Una volta portato Armin a casa, rimase con lui per un po’. Poi tornò a casa sua. Dopo cena andò in camera e si buttò sul letto distrutto. Sentì il telefono squillare.
«Chi cavolo è?!» sbuffò andando alla scrivania. Quando vide chi lo stava chiamando, non si sorprese affatto. Anzi, sorrise. Rispose alla chiamata.
«Sei a casa?» chiese una voce maschile dall’altra parte della cornetta.
«Certo Levi, dove pensavi che fossi? Sotto casa tua?» scherzò Eren.
«Non sarebbe stato male». Il ragazzo arrossì.
«I-idiota...» si mise a sedere sul letto. «Perché mi hai chiamato?».
«Volevo solo sentire la tua voce» rispose con un tono stranamente dolce che fece sorridere il ragazzo. «Domani non ti vedrò a lezione... mi raccomando, non fare lo stupido».
«Tranquillo Levi».
«Con te non si può mai stare tranquilli» precisò. Chiacchierarono per un po’. Furono interrotti dalla voce di Mikasa che chiamava Eren per aiutarla, quindi si salutarono. «Eren» lo chiamò Levi prima che il ragazzo potesse chiudere la chiamata.
«Sì?» chiese rimettendo il telefono all’orecchio.
«Ti amo» dichiarò buttandogli un bacio. Il castano divenne più rosso di un pomodoro. Non si aspettava anche il bacio.
«Anch’io ti amo» rispose sorridendo. Chiuse la chiamata e andò dalla sorella.
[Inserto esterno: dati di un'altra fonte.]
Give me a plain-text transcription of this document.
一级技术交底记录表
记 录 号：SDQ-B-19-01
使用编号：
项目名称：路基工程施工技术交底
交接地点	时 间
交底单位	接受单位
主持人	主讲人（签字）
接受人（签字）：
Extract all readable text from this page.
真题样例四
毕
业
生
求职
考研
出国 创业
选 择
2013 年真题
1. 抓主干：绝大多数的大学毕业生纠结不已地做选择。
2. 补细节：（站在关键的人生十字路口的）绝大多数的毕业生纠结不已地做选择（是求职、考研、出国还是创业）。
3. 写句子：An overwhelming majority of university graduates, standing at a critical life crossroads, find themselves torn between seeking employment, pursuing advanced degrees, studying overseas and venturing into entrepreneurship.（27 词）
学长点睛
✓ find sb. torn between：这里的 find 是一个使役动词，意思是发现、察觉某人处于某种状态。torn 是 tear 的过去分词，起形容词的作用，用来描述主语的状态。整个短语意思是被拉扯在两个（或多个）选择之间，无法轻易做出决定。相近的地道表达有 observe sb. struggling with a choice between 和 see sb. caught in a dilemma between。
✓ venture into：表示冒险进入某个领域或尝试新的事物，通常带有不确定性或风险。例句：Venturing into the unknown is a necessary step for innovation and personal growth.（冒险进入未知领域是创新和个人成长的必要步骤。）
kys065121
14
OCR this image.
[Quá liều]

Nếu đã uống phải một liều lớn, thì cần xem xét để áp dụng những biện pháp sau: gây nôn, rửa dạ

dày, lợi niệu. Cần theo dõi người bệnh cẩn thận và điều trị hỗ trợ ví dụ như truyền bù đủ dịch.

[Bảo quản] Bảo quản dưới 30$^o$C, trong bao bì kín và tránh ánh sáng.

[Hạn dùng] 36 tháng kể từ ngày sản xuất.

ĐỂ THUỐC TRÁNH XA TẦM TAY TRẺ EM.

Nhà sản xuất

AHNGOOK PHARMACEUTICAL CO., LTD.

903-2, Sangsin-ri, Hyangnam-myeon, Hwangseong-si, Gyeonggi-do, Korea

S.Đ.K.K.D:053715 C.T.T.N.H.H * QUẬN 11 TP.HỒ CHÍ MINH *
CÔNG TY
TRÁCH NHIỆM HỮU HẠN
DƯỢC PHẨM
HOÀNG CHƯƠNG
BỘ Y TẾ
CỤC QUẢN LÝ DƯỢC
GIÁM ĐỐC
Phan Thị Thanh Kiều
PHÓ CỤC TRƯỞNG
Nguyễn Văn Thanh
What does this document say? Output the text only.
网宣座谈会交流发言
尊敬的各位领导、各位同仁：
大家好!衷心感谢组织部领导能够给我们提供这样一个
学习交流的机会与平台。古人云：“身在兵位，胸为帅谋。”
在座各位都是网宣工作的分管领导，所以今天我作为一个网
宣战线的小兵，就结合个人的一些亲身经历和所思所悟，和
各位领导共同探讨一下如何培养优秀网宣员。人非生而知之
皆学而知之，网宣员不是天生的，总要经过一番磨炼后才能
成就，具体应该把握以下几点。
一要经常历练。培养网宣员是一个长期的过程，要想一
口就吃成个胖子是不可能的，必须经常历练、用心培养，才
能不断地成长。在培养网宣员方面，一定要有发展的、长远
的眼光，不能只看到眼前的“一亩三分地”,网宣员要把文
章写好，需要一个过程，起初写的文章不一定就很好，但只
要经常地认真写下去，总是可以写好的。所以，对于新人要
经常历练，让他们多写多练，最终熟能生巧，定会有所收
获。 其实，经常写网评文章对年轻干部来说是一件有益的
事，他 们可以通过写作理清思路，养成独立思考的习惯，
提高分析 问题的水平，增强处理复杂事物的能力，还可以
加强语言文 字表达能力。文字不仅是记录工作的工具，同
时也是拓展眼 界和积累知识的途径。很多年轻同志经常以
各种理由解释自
Levi ripose il telefono sul comodino accanto al letto e andò verso l’armadio. Lo aprì e prese una maglietta blu a maniche corte. Si rimise a sedere sul materasso e si sdraiò. Si portò la maglietta al naso e la annusò. “Questa settimana mi addormenterò con il tuo odore, Eren...” pensò chiudendo gli occhi.